Ini adalah pertanyaan yang hadir karena adanya distorsi-distorsi yang cukup bising dengan apa yang sudah terjadi di Jogjakarta pada akhir-akhir ini.
Gesekan-gesekan berbalut perbedaan identitas yang sebenarnya sebuah keistimewaan luar biasa dari Indonesia terasa menjadi hal yang sangat sensitive. Baru saja terjadi pengrusakan dan pembakaran nisan salib yang terbuat dari kayu di pemakaman RS Bethesda di Jalan Affandi, Kel Mrican, Desa Caturtunggal, Sleman.

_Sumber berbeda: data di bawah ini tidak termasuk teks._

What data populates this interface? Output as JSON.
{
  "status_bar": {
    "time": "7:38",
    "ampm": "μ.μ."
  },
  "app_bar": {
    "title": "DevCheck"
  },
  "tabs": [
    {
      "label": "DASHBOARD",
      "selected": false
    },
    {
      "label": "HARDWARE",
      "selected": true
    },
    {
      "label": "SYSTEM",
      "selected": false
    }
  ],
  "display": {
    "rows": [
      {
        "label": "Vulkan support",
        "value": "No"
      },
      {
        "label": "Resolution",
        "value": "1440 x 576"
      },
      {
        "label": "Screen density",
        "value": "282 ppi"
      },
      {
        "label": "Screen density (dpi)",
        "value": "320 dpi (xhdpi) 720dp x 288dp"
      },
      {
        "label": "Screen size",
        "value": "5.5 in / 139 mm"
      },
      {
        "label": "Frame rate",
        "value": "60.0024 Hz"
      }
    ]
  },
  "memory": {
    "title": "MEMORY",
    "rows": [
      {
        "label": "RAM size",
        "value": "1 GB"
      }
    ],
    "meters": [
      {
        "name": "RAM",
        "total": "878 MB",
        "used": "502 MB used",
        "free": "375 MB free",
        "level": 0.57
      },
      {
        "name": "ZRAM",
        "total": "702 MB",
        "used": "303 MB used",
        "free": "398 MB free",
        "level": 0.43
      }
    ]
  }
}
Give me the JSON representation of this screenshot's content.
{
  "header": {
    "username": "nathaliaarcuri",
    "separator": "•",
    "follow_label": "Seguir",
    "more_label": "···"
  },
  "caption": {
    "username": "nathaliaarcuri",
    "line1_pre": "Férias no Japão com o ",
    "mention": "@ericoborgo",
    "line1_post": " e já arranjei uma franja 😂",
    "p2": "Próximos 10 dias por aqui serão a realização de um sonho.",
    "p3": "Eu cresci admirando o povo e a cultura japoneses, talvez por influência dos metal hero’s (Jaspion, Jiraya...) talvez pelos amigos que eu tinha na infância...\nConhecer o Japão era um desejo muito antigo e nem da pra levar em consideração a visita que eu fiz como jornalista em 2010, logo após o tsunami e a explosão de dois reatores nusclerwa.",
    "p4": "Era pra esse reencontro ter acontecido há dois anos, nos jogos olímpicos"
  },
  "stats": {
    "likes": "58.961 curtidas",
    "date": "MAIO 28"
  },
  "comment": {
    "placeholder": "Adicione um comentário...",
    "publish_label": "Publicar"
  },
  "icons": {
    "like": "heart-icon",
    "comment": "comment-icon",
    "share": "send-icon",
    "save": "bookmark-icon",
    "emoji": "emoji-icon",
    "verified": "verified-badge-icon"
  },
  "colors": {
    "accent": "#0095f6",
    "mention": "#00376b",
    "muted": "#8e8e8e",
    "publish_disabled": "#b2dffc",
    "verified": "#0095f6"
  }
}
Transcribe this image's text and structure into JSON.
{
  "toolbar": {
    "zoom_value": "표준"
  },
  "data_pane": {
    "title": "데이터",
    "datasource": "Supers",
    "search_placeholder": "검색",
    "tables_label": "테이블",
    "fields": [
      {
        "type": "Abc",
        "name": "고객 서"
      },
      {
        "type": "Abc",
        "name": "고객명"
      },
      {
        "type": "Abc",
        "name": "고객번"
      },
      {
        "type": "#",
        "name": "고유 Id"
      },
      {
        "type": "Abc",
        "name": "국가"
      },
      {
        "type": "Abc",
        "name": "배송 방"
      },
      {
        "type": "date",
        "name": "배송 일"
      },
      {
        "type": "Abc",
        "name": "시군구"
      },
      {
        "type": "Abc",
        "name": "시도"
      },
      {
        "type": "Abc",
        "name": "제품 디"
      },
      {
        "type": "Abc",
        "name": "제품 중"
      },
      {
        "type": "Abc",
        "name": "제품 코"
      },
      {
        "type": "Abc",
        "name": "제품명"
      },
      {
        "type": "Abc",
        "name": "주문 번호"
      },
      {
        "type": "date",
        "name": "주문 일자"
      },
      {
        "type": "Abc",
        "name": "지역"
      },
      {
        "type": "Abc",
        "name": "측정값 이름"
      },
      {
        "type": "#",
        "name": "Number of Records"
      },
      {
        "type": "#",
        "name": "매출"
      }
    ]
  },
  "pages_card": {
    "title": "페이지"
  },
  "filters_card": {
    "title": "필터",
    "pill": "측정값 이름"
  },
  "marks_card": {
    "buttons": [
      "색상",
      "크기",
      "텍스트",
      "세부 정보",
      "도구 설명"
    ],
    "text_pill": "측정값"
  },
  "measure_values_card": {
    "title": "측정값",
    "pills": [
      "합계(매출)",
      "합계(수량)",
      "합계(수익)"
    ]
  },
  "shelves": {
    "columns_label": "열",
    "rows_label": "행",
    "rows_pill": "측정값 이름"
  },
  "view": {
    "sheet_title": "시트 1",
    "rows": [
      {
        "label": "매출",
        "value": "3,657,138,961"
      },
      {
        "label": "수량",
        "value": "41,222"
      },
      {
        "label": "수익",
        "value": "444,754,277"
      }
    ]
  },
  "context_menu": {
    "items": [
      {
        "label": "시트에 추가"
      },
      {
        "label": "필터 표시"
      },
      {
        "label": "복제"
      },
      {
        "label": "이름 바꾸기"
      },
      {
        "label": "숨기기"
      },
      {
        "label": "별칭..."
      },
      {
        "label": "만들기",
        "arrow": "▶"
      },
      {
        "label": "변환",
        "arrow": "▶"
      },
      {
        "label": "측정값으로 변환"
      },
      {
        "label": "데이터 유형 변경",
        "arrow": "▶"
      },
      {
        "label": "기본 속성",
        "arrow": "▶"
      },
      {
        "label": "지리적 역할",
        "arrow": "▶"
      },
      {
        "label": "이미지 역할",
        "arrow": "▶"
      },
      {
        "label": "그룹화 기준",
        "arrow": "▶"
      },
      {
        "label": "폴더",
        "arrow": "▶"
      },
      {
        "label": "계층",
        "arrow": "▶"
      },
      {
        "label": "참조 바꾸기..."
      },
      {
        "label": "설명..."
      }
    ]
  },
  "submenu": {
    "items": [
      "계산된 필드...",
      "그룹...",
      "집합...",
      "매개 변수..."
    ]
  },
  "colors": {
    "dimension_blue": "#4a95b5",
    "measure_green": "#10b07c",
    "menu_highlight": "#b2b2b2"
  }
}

Sebelumnya, kita juga dihebohkan dengan berita penolakan sebuah kampung di Pleret terhadap seorang warga yang baru saja mengontrak di kampung tersebut. Penolakan tersebut dikarenakan Slamet Jumiarto berbeda agama dengan warga dusun, tidak secara kebetulan juga Slamet beragama Katolik.
Bila kita ingin menelisik lebih dalam lagi, banyak kasus dan peristiwa serupa terjadi di Jogjakarta. Pada tahun 2016 terdapat sekitar 21 peristiwa terkait kekerasan yang bernuansa identitas di Yogyakarta mulai dari penutupan pesantren Waria, bentrok warga dengan MTA di Wonosari hingga pengepungan Asrama Papua.
Beberapa kasus sudah menemukan titik temu dan sepakat untuk menyelesaikan masalah tersebut. Namun luka yang sudah ada tentu akan membekas.,
Konflik Agraria
Selain itu, Jogja juga mengalami beberapa konflik agraria yang cukup masif.
Pada akhir 2017 yang lalu, setidaknya terdapat 20 konflik agrarian yang terjadi di Yogyakarta. Beberapa konflik ini timbul karena adanya kepentingan dari beberapa pihak mulai dari para pebisnis hingga negara sendiri yang saat ini gencar melakukan pembangunan dan modernisasi yang begitu masif.
Beberapa konflik agraria ini mulai dari konflik penambangan pasir besi di Glagah antara PT. Krakatau Steel dengan warga sekitar hingga yang terbaru adalah konflik mengenai pembangunan dari New Yogyakarta Internasional Airport (NYIA) yang disebut sebagai bandara terluas ke tiga di Indonesia, namun pembangunan tersebut mendapat perlawanan dari aktivis lingkungan dan Paguyuban Warga Penolak Penggusuran Kulon Progo sendiri.
Dosen Hukum Universitas Atma Jaya Yogyakarta, Riawan Tjandra mengatakan bahwa proses pembangunan Bandara Kulon Progo dan pengadaan tanah tak lepas dari konflik lahan Yogyakarta. Perencanaan proyek tanpa proses dialog dan partisipasi yang memuaskan semua warga. . . bisa menyimpan bara api konflik.